As the study of research processes, metaresearch evaluates which tools and approaches are useful for which problems. This pushes practitioners to ask how to better tackle complex behavioral challenges, such as addressing high rates of child malnutrition or reducing violence in low-resource settings. Addressing childhood malnutrition, for example, involves many different actors who influence one another, all operating at different levels in the system—from more proximal individuals, such as parents, to the decentralized healthcare system that itself operates from village to national level. These types of complex challenges may require applied behavioral science to center solutions around the needs and context of individuals’ lived reality, rapidly iterate testing and continuously revise interventions according to ongoing results, and map out the complex systems that influence individual behavior, including political and social institutions.  

Improving the delivery of behavioral science solutions in low- and middle-income countries also means looking internally: Development professionals are as susceptible as anyone to cognitive biases and social influences, so behavioral insights are as applicable to their own behavior and organizations. CUBIC and UNICEF, for example, currently seek to identify internal “sludges,” which are the processes that make it inconvenient for individuals to make certain choices or engage in certain behaviors (the opposite of nudges). This may lead, for example, to the simplification of administrative processes, such as those for recruitment and procurement.  

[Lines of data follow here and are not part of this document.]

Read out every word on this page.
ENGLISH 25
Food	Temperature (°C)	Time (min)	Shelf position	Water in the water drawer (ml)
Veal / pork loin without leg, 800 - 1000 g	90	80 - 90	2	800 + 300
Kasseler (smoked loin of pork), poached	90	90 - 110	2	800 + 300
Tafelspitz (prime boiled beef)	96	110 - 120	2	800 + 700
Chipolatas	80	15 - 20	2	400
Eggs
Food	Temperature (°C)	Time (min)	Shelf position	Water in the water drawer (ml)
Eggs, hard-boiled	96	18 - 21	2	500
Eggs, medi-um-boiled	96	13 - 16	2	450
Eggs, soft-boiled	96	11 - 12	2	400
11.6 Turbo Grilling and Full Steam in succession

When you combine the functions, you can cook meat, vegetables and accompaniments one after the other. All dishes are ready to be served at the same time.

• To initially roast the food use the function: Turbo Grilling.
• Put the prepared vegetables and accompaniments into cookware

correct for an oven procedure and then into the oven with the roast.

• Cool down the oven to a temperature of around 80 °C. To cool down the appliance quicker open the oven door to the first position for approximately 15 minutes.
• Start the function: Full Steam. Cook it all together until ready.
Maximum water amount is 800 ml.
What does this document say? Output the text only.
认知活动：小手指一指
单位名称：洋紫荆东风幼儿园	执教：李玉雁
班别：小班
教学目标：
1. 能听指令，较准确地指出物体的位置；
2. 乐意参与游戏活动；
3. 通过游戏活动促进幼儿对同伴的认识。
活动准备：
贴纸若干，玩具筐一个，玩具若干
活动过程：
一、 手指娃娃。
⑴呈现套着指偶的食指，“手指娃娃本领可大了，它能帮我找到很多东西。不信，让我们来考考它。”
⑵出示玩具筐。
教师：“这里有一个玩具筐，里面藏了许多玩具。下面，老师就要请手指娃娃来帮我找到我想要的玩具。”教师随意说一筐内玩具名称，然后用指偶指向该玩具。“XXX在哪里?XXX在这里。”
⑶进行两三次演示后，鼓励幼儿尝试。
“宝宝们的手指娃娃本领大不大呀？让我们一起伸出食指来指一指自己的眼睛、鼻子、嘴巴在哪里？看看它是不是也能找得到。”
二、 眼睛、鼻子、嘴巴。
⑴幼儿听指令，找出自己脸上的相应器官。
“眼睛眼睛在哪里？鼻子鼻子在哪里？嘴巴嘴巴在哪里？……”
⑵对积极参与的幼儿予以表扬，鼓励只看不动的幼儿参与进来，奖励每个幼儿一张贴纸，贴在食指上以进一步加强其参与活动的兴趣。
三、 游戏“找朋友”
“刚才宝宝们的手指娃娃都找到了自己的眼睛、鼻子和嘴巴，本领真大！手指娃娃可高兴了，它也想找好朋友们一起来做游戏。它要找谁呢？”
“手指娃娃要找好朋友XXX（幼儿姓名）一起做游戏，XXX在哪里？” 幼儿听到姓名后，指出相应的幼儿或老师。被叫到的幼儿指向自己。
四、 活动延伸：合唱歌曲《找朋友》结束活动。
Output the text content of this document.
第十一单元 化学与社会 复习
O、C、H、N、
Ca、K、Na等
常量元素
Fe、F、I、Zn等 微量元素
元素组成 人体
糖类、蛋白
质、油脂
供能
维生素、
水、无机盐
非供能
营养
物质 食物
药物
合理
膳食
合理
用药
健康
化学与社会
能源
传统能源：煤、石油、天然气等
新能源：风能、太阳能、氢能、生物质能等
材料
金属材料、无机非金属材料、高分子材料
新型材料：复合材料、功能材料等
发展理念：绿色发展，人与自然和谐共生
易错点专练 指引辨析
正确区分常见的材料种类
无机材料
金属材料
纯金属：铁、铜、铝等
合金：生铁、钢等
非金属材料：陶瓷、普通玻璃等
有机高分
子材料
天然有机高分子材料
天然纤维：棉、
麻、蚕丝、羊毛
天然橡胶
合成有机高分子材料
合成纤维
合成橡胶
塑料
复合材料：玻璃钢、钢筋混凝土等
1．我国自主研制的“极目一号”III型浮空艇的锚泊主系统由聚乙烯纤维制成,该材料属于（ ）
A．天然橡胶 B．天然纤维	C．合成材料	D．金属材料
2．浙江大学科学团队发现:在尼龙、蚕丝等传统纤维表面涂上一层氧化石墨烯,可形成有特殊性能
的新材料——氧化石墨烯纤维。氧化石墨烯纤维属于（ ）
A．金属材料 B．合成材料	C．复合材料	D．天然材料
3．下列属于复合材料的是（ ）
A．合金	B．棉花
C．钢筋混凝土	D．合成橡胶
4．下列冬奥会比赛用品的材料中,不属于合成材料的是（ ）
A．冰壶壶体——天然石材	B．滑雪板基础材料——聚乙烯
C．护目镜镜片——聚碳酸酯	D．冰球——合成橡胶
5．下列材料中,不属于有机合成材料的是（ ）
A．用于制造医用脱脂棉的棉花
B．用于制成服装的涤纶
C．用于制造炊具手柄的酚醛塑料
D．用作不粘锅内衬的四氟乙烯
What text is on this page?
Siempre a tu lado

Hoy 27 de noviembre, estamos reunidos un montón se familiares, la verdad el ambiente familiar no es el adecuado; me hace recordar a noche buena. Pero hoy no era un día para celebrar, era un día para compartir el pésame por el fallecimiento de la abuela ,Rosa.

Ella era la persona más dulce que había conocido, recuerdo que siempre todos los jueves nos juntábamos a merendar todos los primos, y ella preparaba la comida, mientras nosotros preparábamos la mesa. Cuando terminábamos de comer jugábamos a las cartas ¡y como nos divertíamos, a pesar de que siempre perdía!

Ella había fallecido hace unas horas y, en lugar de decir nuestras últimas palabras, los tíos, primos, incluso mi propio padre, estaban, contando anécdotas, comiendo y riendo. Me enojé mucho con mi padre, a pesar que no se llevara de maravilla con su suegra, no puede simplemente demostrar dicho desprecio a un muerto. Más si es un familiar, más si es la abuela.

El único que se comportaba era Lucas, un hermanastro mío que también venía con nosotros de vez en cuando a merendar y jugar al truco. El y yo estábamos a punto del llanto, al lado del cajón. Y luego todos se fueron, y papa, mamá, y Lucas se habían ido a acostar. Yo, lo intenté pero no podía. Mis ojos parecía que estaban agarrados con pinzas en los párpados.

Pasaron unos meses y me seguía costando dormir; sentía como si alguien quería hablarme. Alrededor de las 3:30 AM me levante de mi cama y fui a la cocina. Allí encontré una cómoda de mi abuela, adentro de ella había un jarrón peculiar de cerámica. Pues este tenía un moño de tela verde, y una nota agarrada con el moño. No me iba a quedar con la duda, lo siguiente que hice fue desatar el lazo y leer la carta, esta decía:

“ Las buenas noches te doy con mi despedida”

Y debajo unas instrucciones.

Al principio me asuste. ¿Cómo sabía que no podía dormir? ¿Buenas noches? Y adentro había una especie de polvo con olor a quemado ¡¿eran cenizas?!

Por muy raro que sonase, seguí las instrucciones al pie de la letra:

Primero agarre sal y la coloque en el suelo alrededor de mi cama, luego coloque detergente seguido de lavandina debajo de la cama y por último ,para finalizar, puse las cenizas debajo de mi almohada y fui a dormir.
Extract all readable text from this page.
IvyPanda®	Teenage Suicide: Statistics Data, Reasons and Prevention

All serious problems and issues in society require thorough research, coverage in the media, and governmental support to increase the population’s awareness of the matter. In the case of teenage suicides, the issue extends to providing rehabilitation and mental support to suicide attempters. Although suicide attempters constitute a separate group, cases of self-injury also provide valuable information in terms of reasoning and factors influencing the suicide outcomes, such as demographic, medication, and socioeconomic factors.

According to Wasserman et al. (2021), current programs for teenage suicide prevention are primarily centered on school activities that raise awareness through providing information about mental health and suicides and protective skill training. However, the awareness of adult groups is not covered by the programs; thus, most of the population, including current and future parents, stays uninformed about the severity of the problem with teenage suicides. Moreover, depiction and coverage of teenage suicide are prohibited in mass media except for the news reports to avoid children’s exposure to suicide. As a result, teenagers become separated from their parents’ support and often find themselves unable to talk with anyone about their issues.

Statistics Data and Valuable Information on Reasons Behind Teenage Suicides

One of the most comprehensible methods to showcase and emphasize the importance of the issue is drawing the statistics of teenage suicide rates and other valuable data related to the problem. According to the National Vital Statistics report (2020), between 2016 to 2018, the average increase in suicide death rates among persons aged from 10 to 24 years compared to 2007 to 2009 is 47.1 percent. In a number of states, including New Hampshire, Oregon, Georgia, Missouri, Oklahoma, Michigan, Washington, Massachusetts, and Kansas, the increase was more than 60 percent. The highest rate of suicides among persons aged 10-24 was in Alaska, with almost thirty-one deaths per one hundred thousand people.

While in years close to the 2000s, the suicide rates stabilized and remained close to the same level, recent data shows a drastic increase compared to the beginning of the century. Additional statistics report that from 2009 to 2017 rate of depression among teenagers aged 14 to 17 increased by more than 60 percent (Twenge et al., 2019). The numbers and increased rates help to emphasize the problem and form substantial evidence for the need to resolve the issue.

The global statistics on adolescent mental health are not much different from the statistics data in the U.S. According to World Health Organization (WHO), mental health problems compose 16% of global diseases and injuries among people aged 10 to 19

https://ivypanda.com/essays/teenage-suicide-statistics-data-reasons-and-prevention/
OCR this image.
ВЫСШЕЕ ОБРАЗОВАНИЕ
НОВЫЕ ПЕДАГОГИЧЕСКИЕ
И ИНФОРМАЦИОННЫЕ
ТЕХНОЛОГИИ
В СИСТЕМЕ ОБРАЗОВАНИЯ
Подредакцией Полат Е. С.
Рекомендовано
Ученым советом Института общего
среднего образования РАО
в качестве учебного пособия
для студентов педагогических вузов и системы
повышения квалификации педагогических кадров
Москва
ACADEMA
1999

However, although much can be improved in terms of how applied behavioral science is conducted, the challenges of where the science takes place remain: in countries with deep-felt colonial legacies, unstable political situations, and systemic and resource inequities (Silan et al., 2021). This means certain problems endure: For example, can truly participatory and decolonial approaches rise beyond lip service without massive social restructuring? Furthermore, applied behavioral scientists need to continuously put in the time to partner with local implementing organizations to ensure sustainability and fidelity, as well as to establish the value of testing even as the local settings face social and political instability that may interrupt or even terminate organizational operations. 

Although there are ample challenges, testing applied behavioral science in these contexts provides a unique opportunity to fill gaps in the evidence base about human behavior and design innovative solutions rather than relying on the same core suite of interventions. The Global South sets the stage for the future of behavioral insights.